Helium, the second most plentiful element in the universe, has been hard to come by, acutely driving up the costs for the Party City chain and its customers. Most helium in the U.S. is a byproduct of drilling for natural gas.

Prices for the inert gas for the last year have been “volatile” for the past decade because of intermittent shortages, said Phil Kornbluth, a Bridgewater, N.J. consultant to the helium industry. Some suppliers have doubled the price in the past year, he said.

Kornbluth expects the scarcity to get much worse.

“The shortage will last all of this year and get really bad in the summer because the world’s largest plant in Wyoming is scheduled to take a five week shut down for maintenance," Kornbluth said. "That will take 23 per cent of the world supply off the market. "

“It won’t be a disaster for party balloons,” he said. “but there are other applications that will be hit hard. The semiconductor industry and optical fiber and aerospace industries like NASA, SpaceX and Blue Origin that need it for use it in their launches.” The gas is also used as a coolant in MRIs.
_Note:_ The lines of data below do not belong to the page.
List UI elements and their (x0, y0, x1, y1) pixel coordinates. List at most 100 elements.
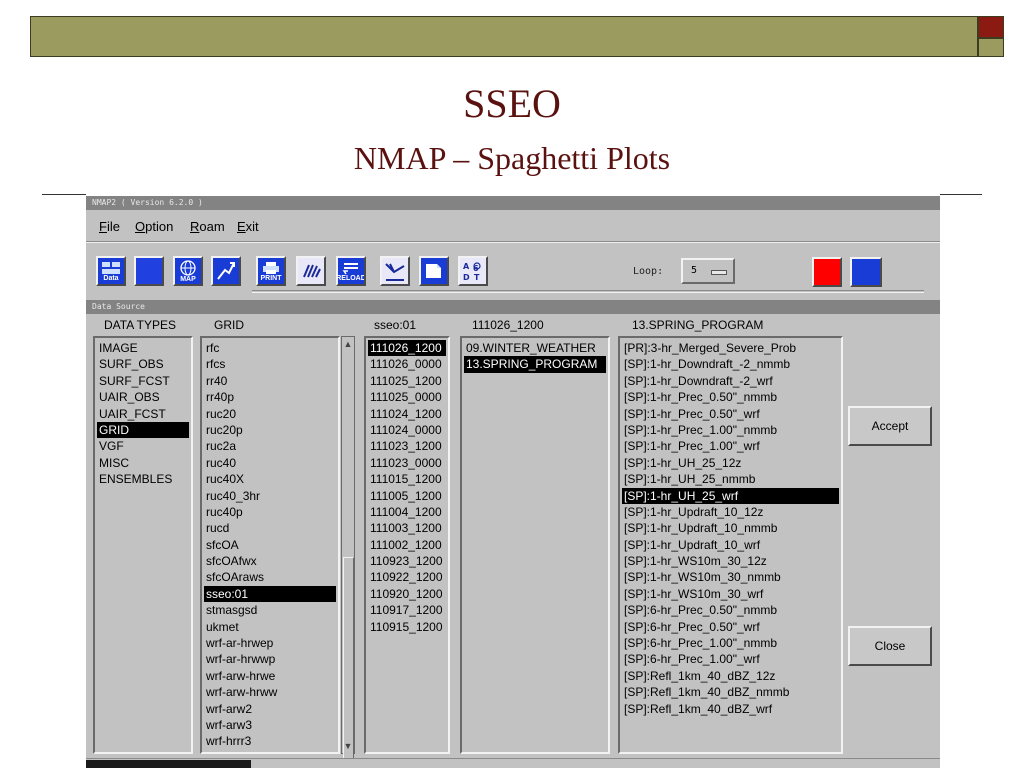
list-item[interactable]: ukmet (204, 619, 336, 635)
list-item[interactable]: sfcOAfwx (204, 553, 336, 569)
scroll-up-icon[interactable]: ▲ (342, 337, 354, 351)
list-item[interactable]: [SP]:1-hr_UH_25_12z (622, 455, 839, 471)
list-item[interactable]: 111003_1200 (368, 520, 446, 536)
list-item[interactable]: wrf-arw-hrww (204, 684, 336, 700)
list-item[interactable]: [SP]:1-hr_Prec_0.50"_wrf (622, 406, 839, 422)
list-item[interactable]: [SP]:1-hr_Downdraft_-2_nmmb (622, 356, 839, 372)
list-item[interactable]: 110915_1200 (368, 619, 446, 635)
list-item[interactable]: ruc40 (204, 455, 336, 471)
list-item[interactable]: [SP]:1-hr_Downdraft_-2_wrf (622, 373, 839, 389)
list-item[interactable]: rucd (204, 520, 336, 536)
list-item[interactable]: UAIR_FCST (97, 406, 189, 422)
list-item[interactable]: 111026_0000 (368, 356, 446, 372)
list-item[interactable]: stmasgsd (204, 602, 336, 618)
list-item[interactable]: ENSEMBLES (97, 471, 189, 487)
list-item[interactable]: IMAGE (97, 340, 189, 356)
list-item[interactable]: [SP]:Refl_1km_40_dBZ_wrf (622, 701, 839, 717)
list-item[interactable]: [SP]:1-hr_WS10m_30_12z (622, 553, 839, 569)
list-item[interactable]: 111015_1200 (368, 471, 446, 487)
list-item[interactable]: 110923_1200 (368, 553, 446, 569)
scroll-thumb[interactable] (343, 557, 354, 768)
list-item[interactable]: rr40p (204, 389, 336, 405)
list-item[interactable]: [SP]:1-hr_Prec_1.00"_wrf (622, 438, 839, 454)
list-item[interactable]: wrf-ar-hrwwp (204, 651, 336, 667)
list-item[interactable]: SURF_FCST (97, 373, 189, 389)
menu-file[interactable]: File (99, 219, 120, 234)
list-item[interactable]: 110922_1200 (368, 569, 446, 585)
list-item[interactable]: VGF (97, 438, 189, 454)
list-item[interactable]: 110917_1200 (368, 602, 446, 618)
list-item[interactable]: wrf-arw-hrwe (204, 668, 336, 684)
list-item[interactable]: ruc40_3hr (204, 488, 336, 504)
list-item[interactable]: ruc40p (204, 504, 336, 520)
list-item[interactable]: sseo:01 (204, 585, 336, 603)
list-item[interactable]: rfc (204, 340, 336, 356)
list-item[interactable]: [SP]:1-hr_UH_25_nmmb (622, 471, 839, 487)
zoom-button[interactable] (211, 256, 241, 286)
list-item[interactable]: MISC (97, 455, 189, 471)
list-item[interactable]: [SP]:Refl_1km_40_dBZ_12z (622, 668, 839, 684)
list-item[interactable]: 111002_1200 (368, 537, 446, 553)
list-item[interactable]: [SP]:6-hr_Prec_0.50"_nmmb (622, 602, 839, 618)
list-item[interactable]: wrf-ar-hrwep (204, 635, 336, 651)
list-item[interactable]: [SP]:6-hr_Prec_0.50"_wrf (622, 619, 839, 635)
close-button[interactable]: Close (848, 626, 932, 666)
list-item[interactable]: [PR]:3-hr_Merged_Severe_Prob (622, 340, 839, 356)
list-item[interactable]: wrf-arw2 (204, 701, 336, 717)
list-item[interactable]: 110920_1200 (368, 586, 446, 602)
list-item[interactable]: [SP]:1-hr_Updraft_10_12z (622, 504, 839, 520)
list-item[interactable]: 111025_1200 (368, 373, 446, 389)
menu-exit[interactable]: Exit (237, 219, 259, 234)
menu-roam[interactable]: Roam (190, 219, 225, 234)
list-item[interactable]: ruc40X (204, 471, 336, 487)
list-item[interactable]: 111024_0000 (368, 422, 446, 438)
list-item[interactable]: ruc20 (204, 406, 336, 422)
list-item[interactable]: rfcs (204, 356, 336, 372)
list-item[interactable]: 13.SPRING_PROGRAM (464, 356, 606, 373)
print-button[interactable]: PRINT (256, 256, 286, 286)
list-item[interactable]: sfcOA (204, 537, 336, 553)
list-item[interactable]: 111005_1200 (368, 488, 446, 504)
list-item[interactable]: [SP]:6-hr_Prec_1.00"_wrf (622, 651, 839, 667)
reload-button[interactable]: RELOAD (336, 256, 366, 286)
list-item[interactable]: 09.WINTER_WEATHER (464, 340, 606, 356)
blank-button[interactable] (134, 256, 164, 286)
list-item[interactable]: wrf-arw3 (204, 717, 336, 733)
scroll-down-icon[interactable]: ▼ (342, 739, 354, 753)
list-item[interactable]: [SP]:1-hr_Updraft_10_nmmb (622, 520, 839, 536)
wipe-button[interactable] (296, 256, 326, 286)
list-item[interactable]: wrf-hrrr3 (204, 733, 336, 749)
list-item[interactable]: 111024_1200 (368, 406, 446, 422)
pan-button[interactable] (380, 256, 410, 286)
menu-option[interactable]: Option (135, 219, 173, 234)
blue-color-button[interactable] (850, 257, 882, 287)
text-tool-button[interactable]: A6DT (458, 256, 488, 286)
list-item[interactable]: UAIR_OBS (97, 389, 189, 405)
list-item[interactable]: [SP]:1-hr_Updraft_10_wrf (622, 537, 839, 553)
grid-scrollbar[interactable]: ▲ ▼ (341, 336, 355, 768)
accept-button[interactable]: Accept (848, 406, 932, 446)
list-item[interactable]: 111023_1200 (368, 438, 446, 454)
list-item[interactable]: 111026_1200 (368, 340, 446, 357)
list-item[interactable]: 111004_1200 (368, 504, 446, 520)
list-item[interactable]: 111023_0000 (368, 455, 446, 471)
list-item[interactable]: SURF_OBS (97, 356, 189, 372)
layer-button[interactable] (419, 256, 449, 286)
list-item[interactable]: [SP]:Refl_1km_40_dBZ_nmmb (622, 684, 839, 700)
data-button[interactable]: Data (96, 256, 126, 286)
list-item[interactable]: sfcOAraws (204, 569, 336, 585)
list-item[interactable]: [SP]:1-hr_Prec_1.00"_nmmb (622, 422, 839, 438)
list-item[interactable]: ruc20p (204, 422, 336, 438)
list-item[interactable]: rr40 (204, 373, 336, 389)
list-item[interactable]: GRID (97, 421, 189, 439)
red-color-button[interactable] (812, 257, 842, 287)
list-item[interactable]: [SP]:1-hr_Prec_0.50"_nmmb (622, 389, 839, 405)
map-button[interactable]: MAP (173, 256, 203, 286)
loop-select[interactable]: 5 (681, 258, 735, 284)
list-item[interactable]: ruc2a (204, 438, 336, 454)
list-item[interactable]: [SP]:1-hr_WS10m_30_nmmb (622, 569, 839, 585)
list-item[interactable]: 111025_0000 (368, 389, 446, 405)
list-item[interactable]: [SP]:6-hr_Prec_1.00"_nmmb (622, 635, 839, 651)
list-item[interactable]: [SP]:1-hr_WS10m_30_wrf (622, 586, 839, 602)
list-item[interactable]: [SP]:1-hr_UH_25_wrf (622, 487, 839, 504)
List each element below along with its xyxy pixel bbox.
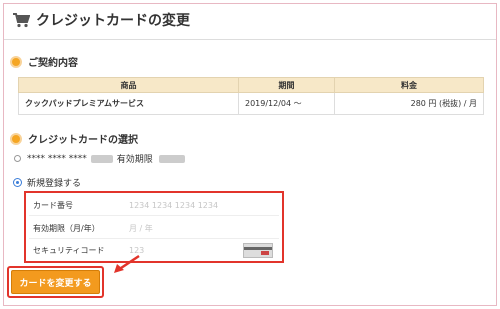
card-number-input[interactable]: 1234 1234 1234 1234 (129, 201, 218, 210)
contract-heading-label: ご契約内容 (28, 58, 78, 69)
existing-card-masked: **** **** **** (27, 153, 87, 164)
new-card-form: カード番号 1234 1234 1234 1234 有効期限（月/年） 月 / … (24, 191, 284, 263)
column-header-product: 商品 (18, 77, 239, 93)
page-header: クレジットカードの変更 (12, 10, 190, 30)
expiry-input[interactable]: 月 / 年 (129, 223, 153, 234)
card-selection-heading: クレジットカードの選択 (10, 131, 138, 146)
submit-highlight: カードを変更する (7, 266, 104, 298)
new-card-radio[interactable] (14, 179, 21, 186)
card-selection-heading-label: クレジットカードの選択 (28, 135, 138, 146)
bullet-icon (10, 55, 22, 68)
existing-card-option[interactable]: **** **** **** 有効期限 (14, 152, 185, 165)
existing-card-radio[interactable] (14, 155, 21, 162)
arrow-icon (114, 254, 140, 273)
table-header-row: 商品 期間 料金 (18, 77, 484, 93)
table-row: クックパッドプレミアムサービス 2019/12/04 〜 280 円 (税抜) … (18, 92, 484, 115)
card-back-icon (243, 243, 273, 258)
bullet-icon (10, 132, 22, 145)
price-cell: 280 円 (税抜) / 月 (334, 92, 484, 115)
existing-card-expiry-label: 有効期限 (116, 155, 153, 165)
contract-table: 商品 期間 料金 クックパッドプレミアムサービス 2019/12/04 〜 28… (18, 77, 484, 115)
expiry-label: 有効期限（月/年） (33, 223, 100, 233)
redacted-digits (90, 154, 113, 163)
new-card-option[interactable]: 新規登録する (14, 176, 81, 189)
shopping-cart-icon (13, 13, 30, 28)
expiry-row: 有効期限（月/年） 月 / 年 (29, 218, 279, 239)
change-card-button[interactable]: カードを変更する (11, 270, 100, 294)
security-code-row: セキュリティコード 123 (29, 240, 279, 260)
card-number-row: カード番号 1234 1234 1234 1234 (29, 195, 279, 216)
card-number-label: カード番号 (33, 200, 73, 210)
column-header-period: 期間 (238, 77, 335, 93)
page-title: クレジットカードの変更 (36, 13, 190, 29)
contract-heading: ご契約内容 (10, 54, 78, 69)
product-cell: クックパッドプレミアムサービス (18, 92, 239, 115)
redacted-expiry (158, 154, 185, 163)
column-header-price: 料金 (334, 77, 484, 93)
header-divider (4, 39, 496, 40)
period-cell: 2019/12/04 〜 (238, 92, 335, 115)
new-card-label: 新規登録する (27, 179, 82, 189)
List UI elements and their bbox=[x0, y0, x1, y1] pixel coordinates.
The 870-store Party City chain, based in Rockaway, N.J., saw an eight percent decline in the sales of its festive mylar balloons, said Party City CEO James M. Harrison. Its sales of helium-filled latex balloons have also taken a hit.

In an earnings call on Thursday, Harrison said Party City had signed a new agreement with a helium producer to increase availability of the inert gas. The contract, which remains under negotiation, will eliminate the shortfall and return the chain to a normal level of latex and metallic balloon sales. In the meantime Party City is "increasing product competency in the area of paper straws as part of our focus on environmental sustainability.”

Harrison said that Party City usually culls about 10 to 15 stores a year to optimize business performance. The stock (NASDAQ: PRTY) was trading at $8.07 late Friday afternoon, near its historical low, about half of its $16.80 high for the year.